Como siempre, intentó sacarme la mayor cantidad de información posible acerca de mi amiga y yo no dudé en dársela. La verdad era que, si me preguntaban, aun no entendía el porque de su actitud. Si se trataba de celos, bueno, eran totalmente desubicados. Vicky y yo éramos excelentes amigos, nada más.

Si bien admitía que era una mujer guapa e interesante, nunca me había llamado la atención más allá de su amistad. Y que yo supiera, ella tampoco se interesaba más en mí que en el mismo ámbito, así que intenté dejárselo lo mas claro posible.

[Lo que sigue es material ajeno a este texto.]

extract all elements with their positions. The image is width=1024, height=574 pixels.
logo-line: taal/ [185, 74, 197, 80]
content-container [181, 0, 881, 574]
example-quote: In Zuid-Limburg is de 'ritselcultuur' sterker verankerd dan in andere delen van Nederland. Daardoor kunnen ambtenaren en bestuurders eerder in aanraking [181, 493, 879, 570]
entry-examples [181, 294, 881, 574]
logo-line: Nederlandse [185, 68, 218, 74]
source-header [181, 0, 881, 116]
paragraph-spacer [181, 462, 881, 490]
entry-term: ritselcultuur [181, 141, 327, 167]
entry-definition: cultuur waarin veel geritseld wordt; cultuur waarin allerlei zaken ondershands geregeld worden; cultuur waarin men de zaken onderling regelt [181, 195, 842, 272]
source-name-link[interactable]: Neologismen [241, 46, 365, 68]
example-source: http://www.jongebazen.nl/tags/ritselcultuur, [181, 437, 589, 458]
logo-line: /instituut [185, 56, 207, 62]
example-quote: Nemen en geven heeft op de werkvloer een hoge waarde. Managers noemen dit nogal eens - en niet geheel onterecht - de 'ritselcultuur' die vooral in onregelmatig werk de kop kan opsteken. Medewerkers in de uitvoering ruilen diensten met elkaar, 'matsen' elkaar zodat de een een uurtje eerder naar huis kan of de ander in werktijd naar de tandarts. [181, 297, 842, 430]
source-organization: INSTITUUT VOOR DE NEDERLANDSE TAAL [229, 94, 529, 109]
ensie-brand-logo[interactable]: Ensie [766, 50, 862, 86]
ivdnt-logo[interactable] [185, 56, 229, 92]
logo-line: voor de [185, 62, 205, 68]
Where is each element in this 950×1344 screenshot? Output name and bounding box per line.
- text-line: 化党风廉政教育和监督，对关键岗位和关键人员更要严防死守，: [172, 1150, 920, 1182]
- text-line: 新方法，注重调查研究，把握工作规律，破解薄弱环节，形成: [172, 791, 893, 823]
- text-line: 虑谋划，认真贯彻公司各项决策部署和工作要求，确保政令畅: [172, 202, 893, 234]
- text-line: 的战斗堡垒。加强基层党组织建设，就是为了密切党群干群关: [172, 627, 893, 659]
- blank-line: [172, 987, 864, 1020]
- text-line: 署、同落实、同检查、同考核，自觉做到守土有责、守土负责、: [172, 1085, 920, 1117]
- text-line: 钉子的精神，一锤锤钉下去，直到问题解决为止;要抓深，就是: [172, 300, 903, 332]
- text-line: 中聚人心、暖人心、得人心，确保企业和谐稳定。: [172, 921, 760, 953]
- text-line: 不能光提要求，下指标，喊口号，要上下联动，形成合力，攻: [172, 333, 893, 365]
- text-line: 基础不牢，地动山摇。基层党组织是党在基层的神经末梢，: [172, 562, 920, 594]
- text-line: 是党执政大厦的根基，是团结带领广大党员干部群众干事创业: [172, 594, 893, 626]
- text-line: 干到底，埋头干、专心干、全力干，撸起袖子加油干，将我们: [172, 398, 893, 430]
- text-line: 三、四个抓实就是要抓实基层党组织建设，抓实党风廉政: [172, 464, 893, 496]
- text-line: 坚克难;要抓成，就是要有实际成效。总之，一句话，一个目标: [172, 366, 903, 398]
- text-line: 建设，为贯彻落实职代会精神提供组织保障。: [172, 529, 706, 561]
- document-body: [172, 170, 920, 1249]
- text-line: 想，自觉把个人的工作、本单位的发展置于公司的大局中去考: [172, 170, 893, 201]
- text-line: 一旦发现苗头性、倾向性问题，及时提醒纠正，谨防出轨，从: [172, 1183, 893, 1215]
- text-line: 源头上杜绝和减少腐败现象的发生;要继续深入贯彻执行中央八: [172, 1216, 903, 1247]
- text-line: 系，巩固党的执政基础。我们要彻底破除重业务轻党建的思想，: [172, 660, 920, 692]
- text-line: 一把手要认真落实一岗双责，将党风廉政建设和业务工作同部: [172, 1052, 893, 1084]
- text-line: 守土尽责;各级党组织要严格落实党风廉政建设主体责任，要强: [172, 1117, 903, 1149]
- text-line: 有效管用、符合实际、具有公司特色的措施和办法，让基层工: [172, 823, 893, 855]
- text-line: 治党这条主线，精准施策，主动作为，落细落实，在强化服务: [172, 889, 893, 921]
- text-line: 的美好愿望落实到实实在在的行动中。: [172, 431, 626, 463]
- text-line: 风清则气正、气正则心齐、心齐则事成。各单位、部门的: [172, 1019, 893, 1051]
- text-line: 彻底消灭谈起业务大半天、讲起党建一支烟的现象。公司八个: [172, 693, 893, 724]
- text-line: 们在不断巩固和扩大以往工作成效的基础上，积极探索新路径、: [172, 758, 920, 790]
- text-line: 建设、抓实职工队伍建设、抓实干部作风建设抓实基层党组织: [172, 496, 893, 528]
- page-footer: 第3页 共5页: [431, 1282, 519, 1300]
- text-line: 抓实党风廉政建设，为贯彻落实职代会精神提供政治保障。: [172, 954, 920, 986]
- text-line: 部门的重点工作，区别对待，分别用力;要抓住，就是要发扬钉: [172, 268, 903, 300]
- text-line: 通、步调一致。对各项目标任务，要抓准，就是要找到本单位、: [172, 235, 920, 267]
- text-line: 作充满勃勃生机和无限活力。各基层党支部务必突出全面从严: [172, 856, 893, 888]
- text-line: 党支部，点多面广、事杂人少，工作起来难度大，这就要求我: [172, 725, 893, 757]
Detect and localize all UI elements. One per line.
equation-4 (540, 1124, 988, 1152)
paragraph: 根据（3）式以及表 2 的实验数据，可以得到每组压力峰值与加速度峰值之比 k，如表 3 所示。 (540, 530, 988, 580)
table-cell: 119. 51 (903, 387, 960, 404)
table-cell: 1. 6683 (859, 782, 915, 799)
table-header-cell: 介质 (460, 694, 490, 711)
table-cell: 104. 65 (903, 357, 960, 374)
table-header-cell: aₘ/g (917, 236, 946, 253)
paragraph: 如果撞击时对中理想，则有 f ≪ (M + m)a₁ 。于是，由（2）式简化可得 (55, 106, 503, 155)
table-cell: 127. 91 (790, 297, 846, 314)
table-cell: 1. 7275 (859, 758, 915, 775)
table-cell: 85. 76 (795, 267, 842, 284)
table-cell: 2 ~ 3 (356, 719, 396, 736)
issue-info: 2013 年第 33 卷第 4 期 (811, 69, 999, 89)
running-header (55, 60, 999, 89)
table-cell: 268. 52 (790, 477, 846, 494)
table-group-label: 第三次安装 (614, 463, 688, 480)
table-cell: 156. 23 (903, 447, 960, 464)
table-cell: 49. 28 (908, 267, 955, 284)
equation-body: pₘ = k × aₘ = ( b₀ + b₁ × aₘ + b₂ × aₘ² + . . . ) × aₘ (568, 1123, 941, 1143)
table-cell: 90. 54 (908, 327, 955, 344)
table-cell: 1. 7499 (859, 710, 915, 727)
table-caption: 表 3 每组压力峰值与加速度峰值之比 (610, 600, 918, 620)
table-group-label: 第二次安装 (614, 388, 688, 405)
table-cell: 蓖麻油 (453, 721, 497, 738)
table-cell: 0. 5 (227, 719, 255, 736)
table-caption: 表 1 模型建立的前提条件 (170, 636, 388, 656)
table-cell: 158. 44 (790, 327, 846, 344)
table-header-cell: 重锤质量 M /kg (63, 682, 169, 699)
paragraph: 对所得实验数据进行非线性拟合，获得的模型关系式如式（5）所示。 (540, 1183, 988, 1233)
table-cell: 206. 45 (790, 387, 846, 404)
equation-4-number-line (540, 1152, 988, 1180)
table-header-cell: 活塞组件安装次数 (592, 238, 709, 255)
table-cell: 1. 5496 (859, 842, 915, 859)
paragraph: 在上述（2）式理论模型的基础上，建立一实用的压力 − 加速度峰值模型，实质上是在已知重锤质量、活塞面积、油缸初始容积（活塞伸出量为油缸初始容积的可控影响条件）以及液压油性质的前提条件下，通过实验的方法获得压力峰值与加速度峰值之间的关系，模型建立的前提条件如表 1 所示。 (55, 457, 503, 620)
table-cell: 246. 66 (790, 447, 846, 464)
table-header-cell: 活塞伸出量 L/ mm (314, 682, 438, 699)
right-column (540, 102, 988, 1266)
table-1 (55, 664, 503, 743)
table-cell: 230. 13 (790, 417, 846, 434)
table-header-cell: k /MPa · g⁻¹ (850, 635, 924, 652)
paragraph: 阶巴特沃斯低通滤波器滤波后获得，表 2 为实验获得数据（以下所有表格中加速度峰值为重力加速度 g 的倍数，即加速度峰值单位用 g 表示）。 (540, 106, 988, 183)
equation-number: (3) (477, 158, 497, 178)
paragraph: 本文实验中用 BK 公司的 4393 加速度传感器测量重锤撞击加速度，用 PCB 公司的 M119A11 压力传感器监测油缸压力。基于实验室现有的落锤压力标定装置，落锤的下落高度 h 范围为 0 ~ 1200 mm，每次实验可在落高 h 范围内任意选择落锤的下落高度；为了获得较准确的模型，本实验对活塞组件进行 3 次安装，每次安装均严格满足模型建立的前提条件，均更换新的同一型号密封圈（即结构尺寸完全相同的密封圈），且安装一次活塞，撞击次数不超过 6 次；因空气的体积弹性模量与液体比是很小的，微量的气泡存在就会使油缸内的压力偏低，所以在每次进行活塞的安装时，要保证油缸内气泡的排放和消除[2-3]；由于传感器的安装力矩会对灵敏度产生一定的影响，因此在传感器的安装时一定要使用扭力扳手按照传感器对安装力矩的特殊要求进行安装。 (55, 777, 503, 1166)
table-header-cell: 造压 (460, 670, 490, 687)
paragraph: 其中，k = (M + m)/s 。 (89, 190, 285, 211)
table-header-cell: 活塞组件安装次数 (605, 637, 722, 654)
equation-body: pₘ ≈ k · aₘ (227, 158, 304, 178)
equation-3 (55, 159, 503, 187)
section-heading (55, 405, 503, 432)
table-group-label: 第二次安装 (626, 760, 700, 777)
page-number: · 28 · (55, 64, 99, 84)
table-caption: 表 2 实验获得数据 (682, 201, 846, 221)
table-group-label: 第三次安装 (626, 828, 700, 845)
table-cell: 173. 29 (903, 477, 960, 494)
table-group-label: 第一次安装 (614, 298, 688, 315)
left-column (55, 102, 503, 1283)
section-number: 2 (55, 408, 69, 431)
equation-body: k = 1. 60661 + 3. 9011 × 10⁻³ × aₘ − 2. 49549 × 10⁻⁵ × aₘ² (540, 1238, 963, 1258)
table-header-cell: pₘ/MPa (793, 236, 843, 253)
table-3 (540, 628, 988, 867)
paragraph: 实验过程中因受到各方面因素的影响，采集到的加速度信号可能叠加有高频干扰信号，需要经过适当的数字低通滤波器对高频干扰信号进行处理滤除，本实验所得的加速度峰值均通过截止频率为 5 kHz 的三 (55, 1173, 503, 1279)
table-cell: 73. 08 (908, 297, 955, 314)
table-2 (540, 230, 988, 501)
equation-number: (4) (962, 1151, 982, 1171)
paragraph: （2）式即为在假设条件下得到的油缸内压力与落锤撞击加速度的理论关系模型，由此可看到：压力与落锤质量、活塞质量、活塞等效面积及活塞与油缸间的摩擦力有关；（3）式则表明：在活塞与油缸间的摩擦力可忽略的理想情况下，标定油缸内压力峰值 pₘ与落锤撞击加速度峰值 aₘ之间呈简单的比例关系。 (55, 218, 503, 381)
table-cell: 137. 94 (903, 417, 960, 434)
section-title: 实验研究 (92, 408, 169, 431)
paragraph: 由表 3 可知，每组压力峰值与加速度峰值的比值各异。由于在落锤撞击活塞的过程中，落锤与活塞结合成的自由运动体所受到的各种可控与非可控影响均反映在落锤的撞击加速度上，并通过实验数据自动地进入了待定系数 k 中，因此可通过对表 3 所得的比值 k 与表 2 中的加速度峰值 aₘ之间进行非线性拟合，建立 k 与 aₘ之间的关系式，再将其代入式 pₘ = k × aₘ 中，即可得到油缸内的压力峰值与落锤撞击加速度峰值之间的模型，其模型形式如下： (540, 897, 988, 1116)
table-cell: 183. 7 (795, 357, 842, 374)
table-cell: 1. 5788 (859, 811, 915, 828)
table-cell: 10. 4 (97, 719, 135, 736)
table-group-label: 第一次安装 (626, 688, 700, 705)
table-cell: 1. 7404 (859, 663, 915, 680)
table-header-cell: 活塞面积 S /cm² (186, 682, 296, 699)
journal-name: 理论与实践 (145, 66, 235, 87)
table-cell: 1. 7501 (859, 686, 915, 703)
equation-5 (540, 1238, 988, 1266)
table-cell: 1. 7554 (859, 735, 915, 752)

En los casi tres años que llevaba casado con Sophie, sabía que cuando algo se le metía en la cabeza era difícil que dejará de pensar en ello, y lo que menos quería era que aquel tema siguiera rondando entre nosotros, así que decidí empezar a hablar acerca del nuevo proyecto en el cual empezaría a trabajar pronto. Si algo sabía era que Soph se podía resistir a muchas cosas, menos a hablar de trabajo.


Santa Monica

2:40 PM

Apagué el televisor cuando la joven presentadora de la sesión de farándula inició su segmento y mencionó el nombre de su primera noticia. Y, ¿quien creen que era la noticia principal? Alexander Highman.

«¡Oh sorpresa!»

Revisé que el pequeño Eli no se hubiera echado su platillo de gelatina encima, pero tuve mala suerte y me tocó hacerle limpieza.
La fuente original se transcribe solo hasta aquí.